Fi Tua, Ajaran Etik Dou Mbojo

ilustrasi

Oleh : Muhamad Yunus A

27 desember 2019, kepada Dr Abdul Wahid, saya bertanya soal tulisan dengan judul “sejarah literasi islam di bima” yang saya dapati dari postingan teman di beranda media sosial. Dengan memanggil ingatan dari memorinya, ia yang biasa disapa bang abadu wahid menjawab “Kayaknya tulisan hipotetik saya di facebook. dan sekarang sedang saya revisi bagian tentangg genealogi fi tua karena beberapa data baru yg saya temukan”.

Saya besok ada di bima, jika ada waktu kita diskusi di kalikuma ule malam minggu? lanjutnya dengan nada bertanya. “Saya mau diskusi khusus fi tua” terangnya.

Kemudian saya pun dimintai dan ditunjukinya sebagai salah satu pemantik ngaji fi tua. Saya amini tapi disertai rasa ragu dan tak menyangka akan seserius itu ajakannya.

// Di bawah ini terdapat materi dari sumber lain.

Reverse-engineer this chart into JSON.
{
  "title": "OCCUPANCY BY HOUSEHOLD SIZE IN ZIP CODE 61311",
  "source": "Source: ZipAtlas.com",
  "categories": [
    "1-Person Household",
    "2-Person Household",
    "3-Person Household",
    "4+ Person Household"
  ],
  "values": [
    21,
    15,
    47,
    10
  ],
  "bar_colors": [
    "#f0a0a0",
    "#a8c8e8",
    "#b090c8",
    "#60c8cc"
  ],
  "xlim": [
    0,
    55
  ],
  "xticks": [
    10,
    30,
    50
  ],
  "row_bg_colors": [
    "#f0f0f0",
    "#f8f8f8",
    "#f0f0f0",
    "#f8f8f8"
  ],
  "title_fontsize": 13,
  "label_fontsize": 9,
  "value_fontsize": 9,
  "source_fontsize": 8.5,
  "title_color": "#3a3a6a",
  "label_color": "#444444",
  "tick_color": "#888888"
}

Merasa bahwa diri saya awam untuk mengulas fi tua, membuat saya semakin tidak yakin dapat menjadi pemantik sesuai harapnya.

Tak patah arang, dengan menyadari keterbatasan kemampuan diri, saya pun bertanya tentang fi tua dan muatan yang tekandung didalamnya kepada segenap kawan kerabat.

Saya dapati jawaban yang menandai adanya ketertutupan untuk berdialog dan kecenderungan untuk merahasiakan fi tua.

Ajaran Rahasia

Ada klaim dan anggapan bahwa fi tua adalah sebuah ajaran rahasia yang harus dirahasiakan. Saya menangkap kesan adanya elitisme dalam mempelajari beragama ala ajaran fi tua. Sebab fi tua hanya bisa dipercakapkan di ruang tersmbunyi dan tiada boleh disampaikan di ruang publik, di tempat terbuka, serta tidak boleh kepada sembarang orang.

Oleh karena fi tua terlanjur diyakini sebagai sesuatu yang cenderung rahasia dan dirahasiakan, maka ajaran fi tua dan segala yang terkandung didalamnya harus mereka sembunyikan. Dan dengan meyakini fi tua sebagai ajaran rahasia, maka ketika dipercakapkan secara terbuka, diyakini akan menghadirkan akibat buruk untuk mereka di mata gurunya, juga akan berakibat pada “ca’ba” (tak bertuah) rahasianya. Dari sini dapatlah dikatakan bahawa para penganut fi tua memiliki kecenderungan untuk mengandaikan fi tua sebagai relitas yang serba rahasia.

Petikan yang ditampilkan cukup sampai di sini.